France moves to toughen ban on religion in schools

France moves to toughen ban on religion in schools
A boy attends prayers for the Muslim Eid al-Fitr holiday which marks the end of the fasting month of Ramadan, at the Parc Chanot exhibition centre in Marseille August 8, 2013.

PARIS - France on Monday unveiled a new charter designed to reinforce rules banning religion from schools which have been a recurring cause of tension with Muslims and other faiths.

The "Charter for Secularity in School," is to be displayed in poster form in every state-funded school in the country in a move pioneered by the Socialist government's education minister, Vincent Peillon.

The 15-point statement contains nothing new in legal terms.

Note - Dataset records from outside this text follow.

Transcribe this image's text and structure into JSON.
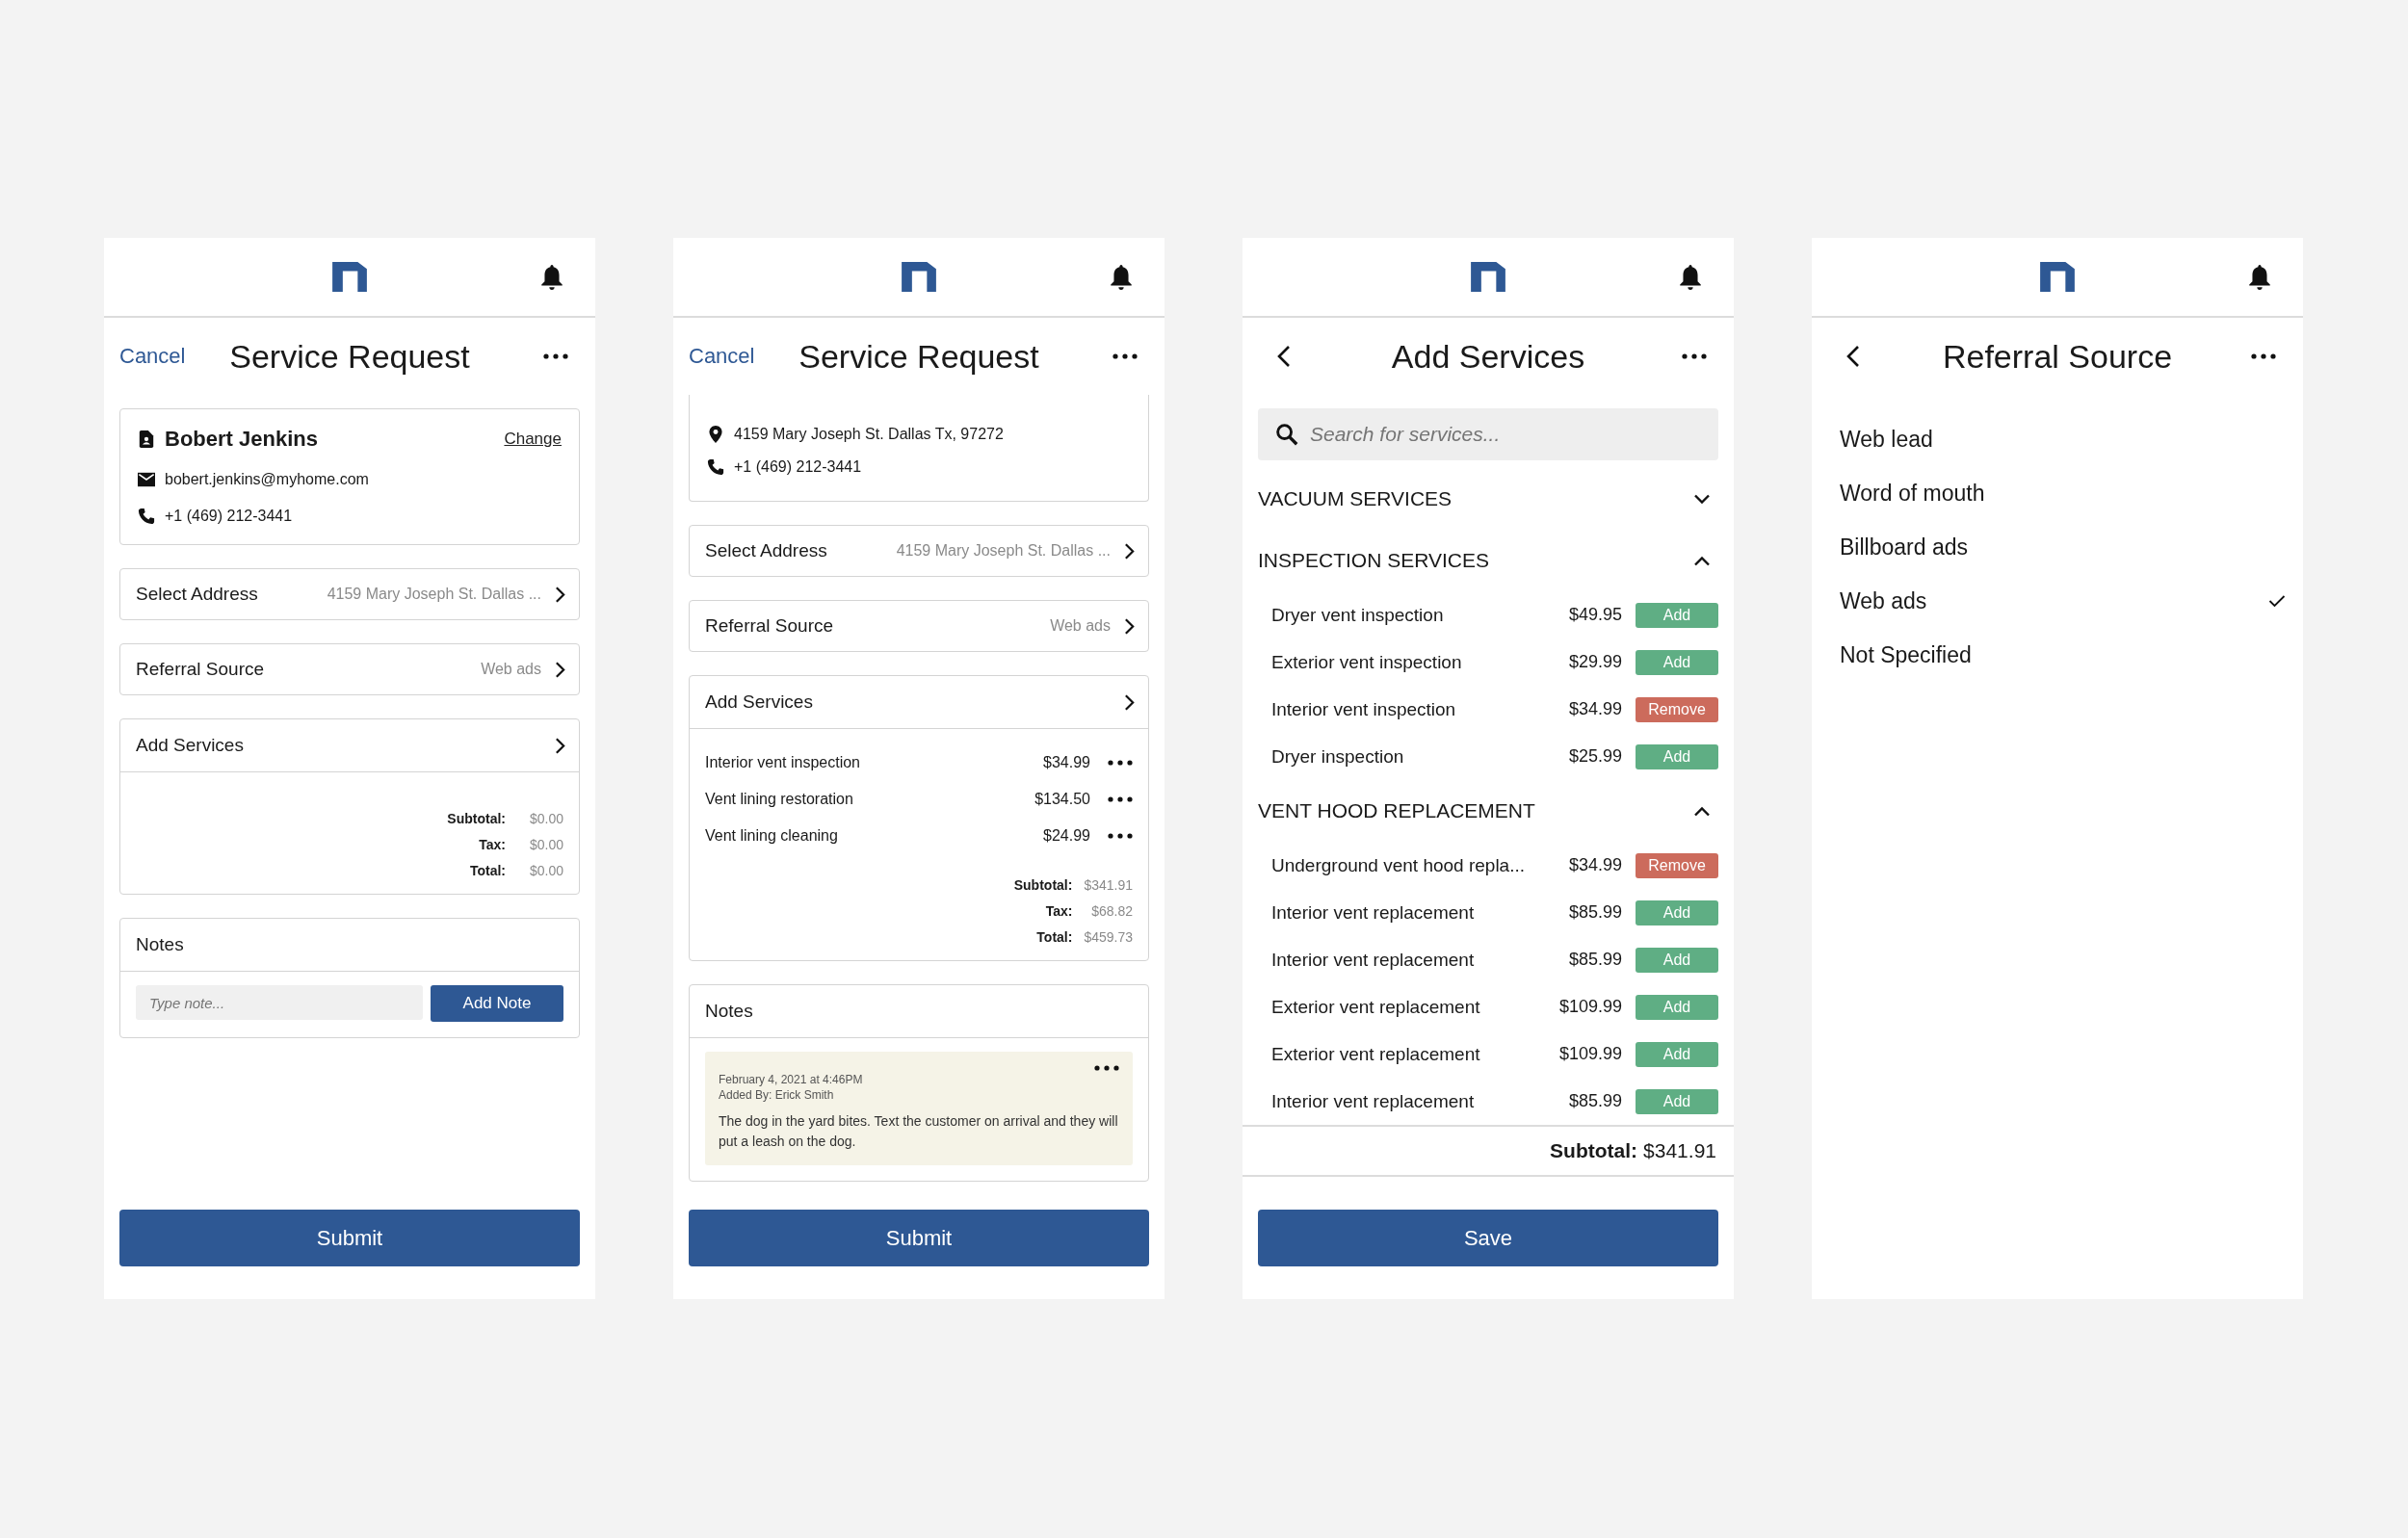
{
  "screens": [
    {
      "kind": "request",
      "nav": {
        "left": {
          "kind": "link",
          "text": "Cancel"
        },
        "title": "Service Request"
      },
      "customer": {
        "name": "Bobert Jenkins",
        "change": "Change",
        "lines": [
          {
            "kind": "email",
            "text": "bobert.jenkins@myhome.com"
          },
          {
            "kind": "phone",
            "text": "+1 (469) 212-3441"
          }
        ]
      },
      "rows": [
        {
          "label": "Select Address",
          "value": "4159 Mary Joseph St. Dallas ..."
        },
        {
          "label": "Referral Source",
          "value": "Web ads"
        }
      ],
      "services": {
        "label": "Add Services",
        "totals": [
          {
            "label": "Subtotal:",
            "value": "$0.00"
          },
          {
            "label": "Tax:",
            "value": "$0.00"
          },
          {
            "label": "Total:",
            "value": "$0.00"
          }
        ]
      },
      "notes": {
        "label": "Notes",
        "input": {
          "placeholder": "Type note...",
          "button": "Add Note"
        }
      },
      "submit": "Submit"
    },
    {
      "kind": "request",
      "nav": {
        "left": {
          "kind": "link",
          "text": "Cancel"
        },
        "title": "Service Request"
      },
      "customer": {
        "lines": [
          {
            "kind": "location",
            "text": "4159 Mary Joseph St. Dallas Tx, 97272"
          },
          {
            "kind": "phone",
            "text": "+1 (469) 212-3441"
          }
        ]
      },
      "rows": [
        {
          "label": "Select Address",
          "value": "4159 Mary Joseph St. Dallas ..."
        },
        {
          "label": "Referral Source",
          "value": "Web ads"
        }
      ],
      "services": {
        "label": "Add Services",
        "items": [
          {
            "name": "Interior vent inspection",
            "price": "$34.99"
          },
          {
            "name": "Vent lining restoration",
            "price": "$134.50"
          },
          {
            "name": "Vent lining cleaning",
            "price": "$24.99"
          }
        ],
        "totals": [
          {
            "label": "Subtotal:",
            "value": "$341.91"
          },
          {
            "label": "Tax:",
            "value": "$68.82"
          },
          {
            "label": "Total:",
            "value": "$459.73"
          }
        ]
      },
      "notes": {
        "label": "Notes",
        "entries": [
          {
            "date": "February 4, 2021 at 4:46PM",
            "author": "Added By: Erick Smith",
            "text": "The dog in the yard bites. Text the customer on arrival and they will put a leash on the dog."
          }
        ]
      },
      "submit": "Submit"
    },
    {
      "kind": "services",
      "nav": {
        "left": {
          "kind": "back"
        },
        "title": "Add Services"
      },
      "search": {
        "placeholder": "Search for services..."
      },
      "groups": [
        {
          "title": "VACUUM SERVICES",
          "expanded": false
        },
        {
          "title": "INSPECTION SERVICES",
          "expanded": true,
          "items": [
            {
              "name": "Dryer vent inspection",
              "price": "$49.95",
              "added": false,
              "action": "Add"
            },
            {
              "name": "Exterior vent inspection",
              "price": "$29.99",
              "added": false,
              "action": "Add"
            },
            {
              "name": "Interior vent inspection",
              "price": "$34.99",
              "added": true,
              "action": "Remove"
            },
            {
              "name": "Dryer inspection",
              "price": "$25.99",
              "added": false,
              "action": "Add"
            }
          ]
        },
        {
          "title": "VENT HOOD REPLACEMENT",
          "expanded": true,
          "items": [
            {
              "name": "Underground vent hood repla...",
              "price": "$34.99",
              "added": true,
              "action": "Remove"
            },
            {
              "name": "Interior vent replacement",
              "price": "$85.99",
              "added": false,
              "action": "Add"
            },
            {
              "name": "Interior vent replacement",
              "price": "$85.99",
              "added": false,
              "action": "Add"
            },
            {
              "name": "Exterior vent replacement",
              "price": "$109.99",
              "added": false,
              "action": "Add"
            },
            {
              "name": "Exterior vent replacement",
              "price": "$109.99",
              "added": false,
              "action": "Add"
            },
            {
              "name": "Interior vent replacement",
              "price": "$85.99",
              "added": false,
              "action": "Add"
            }
          ]
        }
      ],
      "subtotal": {
        "label": "Subtotal:",
        "value": "$341.91"
      },
      "save": "Save"
    },
    {
      "kind": "picker",
      "nav": {
        "left": {
          "kind": "back"
        },
        "title": "Referral Source"
      },
      "options": [
        {
          "label": "Web lead",
          "selected": false
        },
        {
          "label": "Word of mouth",
          "selected": false
        },
        {
          "label": "Billboard ads",
          "selected": false
        },
        {
          "label": "Web ads",
          "selected": true
        },
        {
          "label": "Not Specified",
          "selected": false
        }
      ]
    }
  ]
}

Instead, Peillon says, it represents an attempt to promote better understanding, and more consistent enforcement, of long-established principles which have their roots in the anti-clericalism of the French revolution and the country's 1905 law enforcing a strict separation of church and state.

Peillon's initiative was greeted coolly by leaders of France's five million Muslims, some of whom see the aggressive promotion of secularity as an assault on their culture and traditions.

Recent years have seen a string of legal disputes arising from the exclusion from school of girls wearing headscarves in defiance of a 2004 law which prohibits the wearing of "ostentatious" religious symbols.

Dalil Boubakeur, the chairman of the French Muslim Council, said the charter's emphasis on that law and to the equality of girls and boys amounted to "allusions" to Islam which would trigger concern in the community.

"Ninety per cent of Muslims are going to have the feeling they are being targeted by this charter," Boubakeur told AFP.

That interpretation was rejected by Peillon. "Secularity is about the equality of everyone in the Republic. There are those who think it is all about banning things. In fact it was what allows us to live together freely."

The charter starts out by emphasising that France "respects all faiths" and that the state is neutral in regard to them.

It goes on to explain, in child-friendly terms, that the absence of religion from schools affords pupils the conditions to forge their own personality, exercise free will and become citizens in an environment free from pressure or proselytising.

In practice, that means that teaching staff must never give any indication of their religious (or political) convictions during lessons and that pupils cannot use their faith as a reason to challenge the content of the national curriculum, the manner of teaching or the rules of the school.